The next day the lady, the Princess of the realm it seems, wakes up to a large breakfast, including some oversized eggs, a truly large bowl of oatmeal and some fruits. Looking around she thinks at first she is prisoner but the orc is nowhere to be seen. Then she hears a truly horrible singing coming from outside.

“Green and mean I work the land, strong and stout with ho in hand. I’m an orc but I’m ok, I’ll farm my land and say nay to the raid!”

This was a rather ridiculous song, and she couldn’t help but laugh. She looked around and noticed a pair of work pants and a wool shirt on a stool and she looked at her dress. “Well this is a sight isn’t it? Certainly can’t go around in something as nonsensical as a dress!” She thought to herself and laughed again before tying her hair back and working out how to dress herself for once. (Being a noble she tended to, as most nobles do, have complicated outfits, often requiring a rather silly amount of production to get into, or even out of, so this took a rather long time.)

Laughing she heads outside and looks at the orc, who smiles wide, which should be fearsome and would be, if not for the ridiculous straw hat and the large hoe in one hand. “Mornin’ lass! I be Greg, the owner of these ‘ear lands. Help yerself to some rest or whatever ye might be needin’ those heroing types won’t be botherin’ ya ‘ear lass. Ye just think whatever ye need to be thinkin bout through and tell ol’ Greg if ya need any help.”

This gets her to laugh, again. Old for an Orc could mean any number of things, specially if they didn’t go out on raids. Despite what people think Orcs are one of the long lived races, only living a little shorter of a life than an Elf, which is what she is. “I’m Yssa, from the neighboring forest,  someone tried to say my own father sold me out as a bride price, an I don’t believe them but I couldn’t wait for help to come. Then that brute caught up to me somehow an…” She takes a breath and smiles “Would you show me around your farm? Maybe I can help you around here while I work things out.”

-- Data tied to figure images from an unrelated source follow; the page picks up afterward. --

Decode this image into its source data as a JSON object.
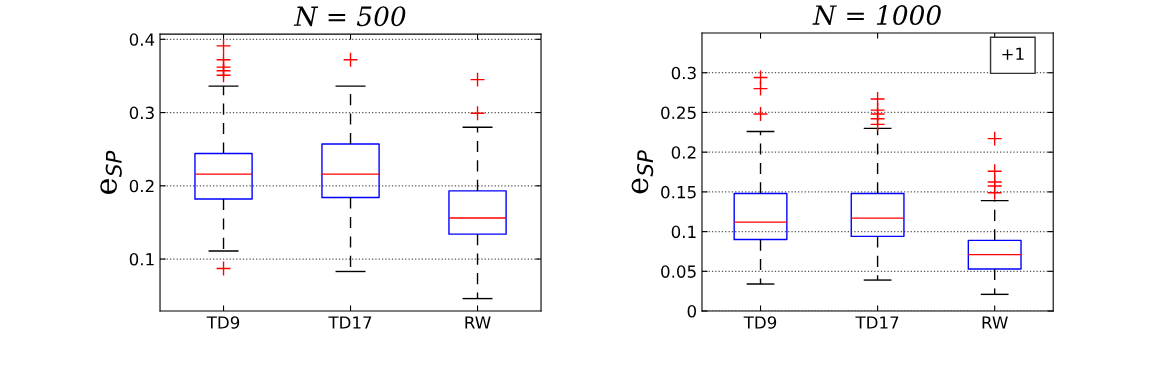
{
  "chart_data": [
    {
      "type": "box",
      "title": "N = 500",
      "ylabel": "e$_{SP}$",
      "categories": [
        "TD9",
        "TD17",
        "RW"
      ],
      "ylim": [
        0.029,
        0.407
      ],
      "yticks": [
        0.1,
        0.2,
        0.3,
        0.4
      ],
      "grid": "y",
      "marker": "cross",
      "boxes": [
        {
          "low": 0.111,
          "q1": 0.182,
          "median": 0.216,
          "q3": 0.244,
          "high": 0.336,
          "outliers": [
            0.391,
            0.372,
            0.362,
            0.357,
            0.351,
            0.087
          ]
        },
        {
          "low": 0.083,
          "q1": 0.184,
          "median": 0.216,
          "q3": 0.257,
          "high": 0.336,
          "outliers": [
            0.372
          ]
        },
        {
          "low": 0.046,
          "q1": 0.134,
          "median": 0.156,
          "q3": 0.193,
          "high": 0.28,
          "outliers": [
            0.345,
            0.299
          ]
        }
      ]
    },
    {
      "type": "box",
      "title": "N = 1000",
      "ylabel": "e$_{SP}$",
      "categories": [
        "TD9",
        "TD17",
        "RW"
      ],
      "ylim": [
        0,
        0.35
      ],
      "yticks": [
        0,
        0.05,
        0.1,
        0.15,
        0.2,
        0.25,
        0.3
      ],
      "grid": "y",
      "marker": "cross",
      "annotations": [
        "+1"
      ],
      "boxes": [
        {
          "low": 0.034,
          "q1": 0.09,
          "median": 0.112,
          "q3": 0.148,
          "high": 0.226,
          "outliers": [
            0.294,
            0.28,
            0.248
          ]
        },
        {
          "low": 0.039,
          "q1": 0.094,
          "median": 0.117,
          "q3": 0.148,
          "high": 0.23,
          "outliers": [
            0.267,
            0.253,
            0.248,
            0.242,
            0.235
          ]
        },
        {
          "low": 0.021,
          "q1": 0.053,
          "median": 0.071,
          "q3": 0.089,
          "high": 0.139,
          "outliers": [
            0.217,
            0.176,
            0.1625,
            0.1575,
            0.149
          ]
        }
      ]
    }
  ]
}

Greg nodded and let out a friendly guffaw “Of-course Yssa, ain’t a problem at all! Lets start with the turnips eh? I do love my turnips, best in the land if I say so meself!”

With that Yssa smiled and Greg lead her over to look at his turnip patch, which was a sight to see, as was all his farm really.

After that she learned some of farming, and he learned some of some the bordering countries. (And that his large farm was considered a country of its own according to his neighbors, something he found odd to be sure!) Then they went and had dinner, before going to their rooms for sleep.

They didn’t know it yet but tomorrow would be a busy day. That is however, as they say, another story entirely.